Dancehall

PM Andrew Holness Says Dancehall Is ‘Hijacked’ By Outsiders Amid DJ Khaled In Jamaica Recording

The Jamaican Prime Minister says dancehall is being hijacked amid DJ Khaled’s recent trip to the island.

The topic of dancehall has been a prevalent one in the local parliament recently. After recent discussions about the genre being a huge contributor to the high crime rate in Jamaica, Prime Minister Andrew Holness now says dancehall is being hijacked by foreigners. According to the PM, “the people who are carrying the music not seeing the economic value in the music,” so others are taking it and making more money off it.

Some are questioning whether the country leader is attempting to not just use dancehall as a scapegoat but also a distraction to overshadow the other major issues that the country is currently facing. While it is true that dancehall is perhaps one of the most sampled genres in international music, and international artists definitely profit more from dancehall than local artists do, to place that blame on Jamaican artists is a gross oversight.

For years, Jamaican artists have been pointing out the fact that dancehall is not valued locally as much as it is in international markets. That has more to do with the fact that it is not streamlined in Jamaica, and no structure has been created to generate much revenue from the music, which has historically been neglected by industry leaders. While government ministers in entertainment sectors promote local events for tourism and lobby for our artists to headline, they fail to fortify an industry where artists must copyright and release their work under a certain framework that is economically beneficial.

Bounty Killer, PM Andrew Holness and Tony Rebel

Moreover, the fact that members of parliament have long seen dancehall as a negative art form with less value than it actually has outweighed the cries of many artists who have been championing for more support. This and other factors make it rather ironic that the PM is now saying our artists are “not seeing the economic value” in the music when it is, in fact, those artists who have been arguing the same about the government for years while they have undermined that same value.

Is DJ Khaled ‘hijacking’ dancehall?

Mr. Holness’s claim that dancehall is being hijacked comes shortly after DJ Khaled visited the island and worked with a number of Jamaican artists for his upcoming album. Fans and industry players cannot help but strike a correlation between the two, and it is rather unfortunate that such a famous and successful musician who often celebrates and advocates for dancehall and Jamaica may have inspired such an argument. Of course, artists abroad will make more money from their music, whether it’s pop, hip-hop, dancehall, reggae, or any other genre simply because they have structure and a foundation that offers them the opportunity to do so.

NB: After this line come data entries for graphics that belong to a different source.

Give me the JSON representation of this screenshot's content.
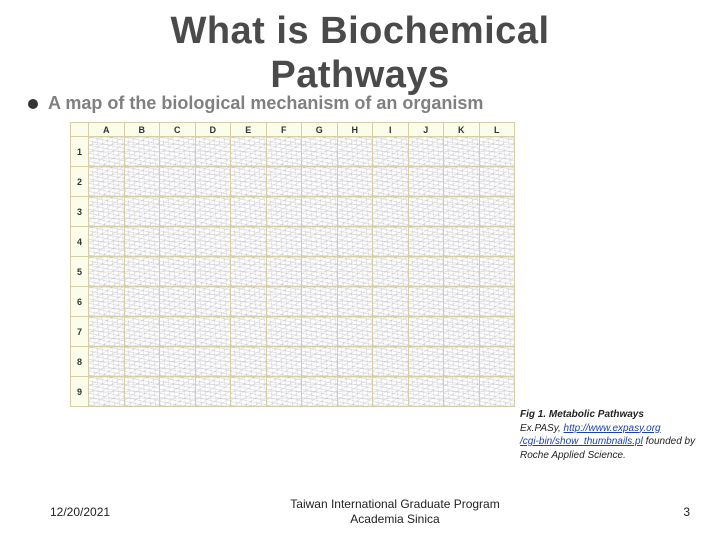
{
  "title_line1": "What is Biochemical",
  "title_line2": "Pathways",
  "subtitle": "A map of the biological mechanism of an organism",
  "chart": {
    "columns": [
      "A",
      "B",
      "C",
      "D",
      "E",
      "F",
      "G",
      "H",
      "I",
      "J",
      "K",
      "L"
    ],
    "rows": [
      "1",
      "2",
      "3",
      "4",
      "5",
      "6",
      "7",
      "8",
      "9"
    ],
    "border_color": "#d4cfa8",
    "header_bg": "#fcfceb",
    "cell_bg": "#ffffff"
  },
  "caption": {
    "fig_label": "Fig 1. Metabolic Pathways",
    "source_prefix": "Ex.PASy, ",
    "link1": "http://www.expasy.org",
    "link2": "/cgi-bin/show_thumbnails.pl",
    "suffix": " founded by Roche Applied Science."
  },
  "footer": {
    "date": "12/20/2021",
    "center_line1": "Taiwan International Graduate Program",
    "center_line2": "Academia Sinica",
    "page": "3"
  },
  "colors": {
    "title": "#4a4a4a",
    "subtitle": "#808080",
    "link": "#1a3fb0",
    "bullet": "#333333"
  }
}
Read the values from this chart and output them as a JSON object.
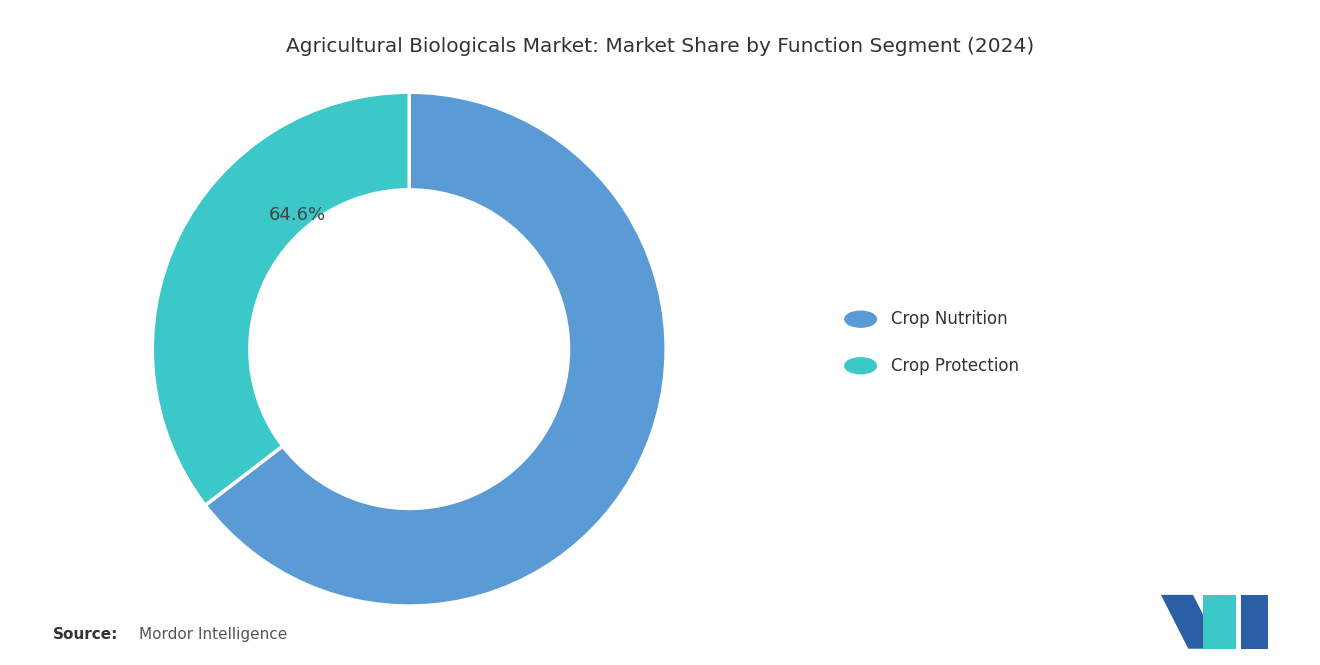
{
  "title": "Agricultural Biologicals Market: Market Share by Function Segment (2024)",
  "segments": [
    "Crop Nutrition",
    "Crop Protection"
  ],
  "values": [
    64.6,
    35.4
  ],
  "colors": [
    "#5B9BD5",
    "#3CC8C8"
  ],
  "label_text": "64.6%",
  "legend_labels": [
    "Crop Nutrition",
    "Crop Protection"
  ],
  "source_bold": "Source:",
  "source_normal": "Mordor Intelligence",
  "background_color": "#FFFFFF",
  "title_fontsize": 14.5,
  "label_fontsize": 13,
  "legend_fontsize": 12,
  "source_fontsize": 11,
  "donut_width": 0.38
}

Those international artists never created that foundation themselves; there is legislation, institutions, and committees in place that ensure the music industry upholds a certain standard and things are done a certain way. Is it the fault of Jamaican artists that their country hasn’t afforded them similar opportunities of structure? Are they expected to forge the necessary institutions, support, and laws necessary themselves in order to present Jamaica as a more serious player in the music industry?

Fans are questioning what the PM’s agenda is here as he is now echoing the cries of dancehall artists that have spanned years only to undermine how valuable they find the genre to be. “Think a di same anju did say a dancehall music a increase crime rate……now him a talk bout economic value,” one fan wrote. “The GOVERNMENT not seeing the value,” another defended.

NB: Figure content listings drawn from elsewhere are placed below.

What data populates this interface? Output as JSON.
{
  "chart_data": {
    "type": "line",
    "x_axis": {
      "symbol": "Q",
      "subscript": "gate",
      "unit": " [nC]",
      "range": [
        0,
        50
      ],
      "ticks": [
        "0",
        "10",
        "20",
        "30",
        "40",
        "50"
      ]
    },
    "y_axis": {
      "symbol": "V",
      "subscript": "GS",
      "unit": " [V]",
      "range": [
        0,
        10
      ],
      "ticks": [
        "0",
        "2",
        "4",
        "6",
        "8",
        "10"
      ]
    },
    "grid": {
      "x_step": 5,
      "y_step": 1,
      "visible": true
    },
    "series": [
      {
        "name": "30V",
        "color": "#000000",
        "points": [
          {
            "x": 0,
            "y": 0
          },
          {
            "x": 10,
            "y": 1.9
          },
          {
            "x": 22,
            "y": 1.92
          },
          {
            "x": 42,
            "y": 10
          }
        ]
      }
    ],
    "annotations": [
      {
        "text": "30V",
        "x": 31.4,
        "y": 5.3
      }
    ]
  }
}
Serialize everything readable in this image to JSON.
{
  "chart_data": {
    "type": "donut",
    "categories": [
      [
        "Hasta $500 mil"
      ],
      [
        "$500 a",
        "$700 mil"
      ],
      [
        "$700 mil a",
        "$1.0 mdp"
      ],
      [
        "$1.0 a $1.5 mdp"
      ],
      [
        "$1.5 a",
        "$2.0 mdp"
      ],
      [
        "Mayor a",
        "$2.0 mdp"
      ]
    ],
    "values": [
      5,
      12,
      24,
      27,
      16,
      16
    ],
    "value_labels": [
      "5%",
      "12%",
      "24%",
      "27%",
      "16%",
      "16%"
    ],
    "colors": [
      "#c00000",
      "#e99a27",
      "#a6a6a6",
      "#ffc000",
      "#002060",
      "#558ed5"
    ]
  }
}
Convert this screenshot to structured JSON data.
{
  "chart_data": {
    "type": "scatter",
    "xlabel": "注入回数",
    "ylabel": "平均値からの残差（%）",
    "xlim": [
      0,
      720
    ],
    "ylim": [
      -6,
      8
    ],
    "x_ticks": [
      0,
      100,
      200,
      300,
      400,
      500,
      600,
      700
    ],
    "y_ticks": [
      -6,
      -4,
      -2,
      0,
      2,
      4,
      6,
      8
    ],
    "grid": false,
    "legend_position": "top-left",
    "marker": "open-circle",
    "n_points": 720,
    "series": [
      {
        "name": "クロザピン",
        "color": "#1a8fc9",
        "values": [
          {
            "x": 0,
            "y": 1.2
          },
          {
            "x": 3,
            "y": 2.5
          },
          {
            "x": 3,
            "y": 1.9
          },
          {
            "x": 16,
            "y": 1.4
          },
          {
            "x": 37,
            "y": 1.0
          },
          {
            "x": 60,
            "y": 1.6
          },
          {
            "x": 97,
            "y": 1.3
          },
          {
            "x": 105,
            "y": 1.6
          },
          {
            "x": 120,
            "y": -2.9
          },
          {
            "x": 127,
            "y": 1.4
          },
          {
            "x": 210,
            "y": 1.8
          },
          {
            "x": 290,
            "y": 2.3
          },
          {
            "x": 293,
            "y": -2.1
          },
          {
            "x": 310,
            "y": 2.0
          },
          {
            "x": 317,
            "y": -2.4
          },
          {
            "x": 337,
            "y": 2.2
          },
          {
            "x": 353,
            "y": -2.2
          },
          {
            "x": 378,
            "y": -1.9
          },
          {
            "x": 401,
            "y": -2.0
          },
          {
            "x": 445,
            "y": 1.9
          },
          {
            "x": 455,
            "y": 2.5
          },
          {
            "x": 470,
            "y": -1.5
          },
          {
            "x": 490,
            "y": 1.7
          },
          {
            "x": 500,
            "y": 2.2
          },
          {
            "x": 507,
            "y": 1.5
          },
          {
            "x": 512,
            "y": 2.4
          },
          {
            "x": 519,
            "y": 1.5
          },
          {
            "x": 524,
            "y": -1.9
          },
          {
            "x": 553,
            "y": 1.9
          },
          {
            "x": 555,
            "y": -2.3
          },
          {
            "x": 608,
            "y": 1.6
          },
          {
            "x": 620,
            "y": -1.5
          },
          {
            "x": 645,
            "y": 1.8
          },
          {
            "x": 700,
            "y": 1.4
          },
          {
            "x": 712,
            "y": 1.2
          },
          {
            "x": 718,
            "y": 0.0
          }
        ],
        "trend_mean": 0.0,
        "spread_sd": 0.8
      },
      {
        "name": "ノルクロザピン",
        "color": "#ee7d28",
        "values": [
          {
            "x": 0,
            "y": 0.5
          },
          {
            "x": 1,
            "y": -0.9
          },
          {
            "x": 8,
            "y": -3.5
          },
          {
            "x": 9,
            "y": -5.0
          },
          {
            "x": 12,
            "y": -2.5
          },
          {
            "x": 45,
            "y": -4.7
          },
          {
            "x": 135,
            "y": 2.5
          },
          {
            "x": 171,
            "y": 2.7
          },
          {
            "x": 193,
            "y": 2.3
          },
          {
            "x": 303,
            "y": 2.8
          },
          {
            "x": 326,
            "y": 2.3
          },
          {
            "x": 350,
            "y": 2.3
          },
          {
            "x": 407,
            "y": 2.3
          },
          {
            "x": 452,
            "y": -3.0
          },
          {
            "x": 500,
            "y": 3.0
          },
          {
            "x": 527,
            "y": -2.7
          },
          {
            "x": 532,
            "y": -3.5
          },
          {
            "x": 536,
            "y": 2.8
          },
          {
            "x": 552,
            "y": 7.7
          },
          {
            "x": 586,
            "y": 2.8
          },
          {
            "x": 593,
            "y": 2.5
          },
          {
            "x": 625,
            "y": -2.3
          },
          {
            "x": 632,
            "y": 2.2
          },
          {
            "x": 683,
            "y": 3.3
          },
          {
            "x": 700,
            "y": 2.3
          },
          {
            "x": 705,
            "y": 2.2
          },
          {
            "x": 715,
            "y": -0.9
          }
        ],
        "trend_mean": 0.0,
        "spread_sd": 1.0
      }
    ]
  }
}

“Anju stop it we all know a unuh cause it,” one argued. “From the days of glorifying soca and bashing dancehall when it inna bamboo and zinc up fence, if outsiders never a show so much interest u and nuff a u uptown ppl would still be bashing it.” This fan poses a rather interesting point. Where was the government’s solidarity when it was local artists who were making the same point? Now that dancehall has become one of the most influential sounds in the world, and countries with a more streamlined music industry are profiting from it, the government suddenly recognizes the “economic value” that they have downplayed for so long.

There is something to be said about the fact that the PM often focuses more on the dancehall songs that promote negative behaviors rather than the ones that are not just more positive but also more marketable and inspirational. If it was a case where the value could not be seen in the war tracks and “gun songs,” more effort could have still been made and can still be made to support the ones devoid of that theme, the ones that could easily stand up in the company of other edited international songs of “economic value.”

The question is, whose fault is it that international artists make more money off of dancehall than Jamaican artists do?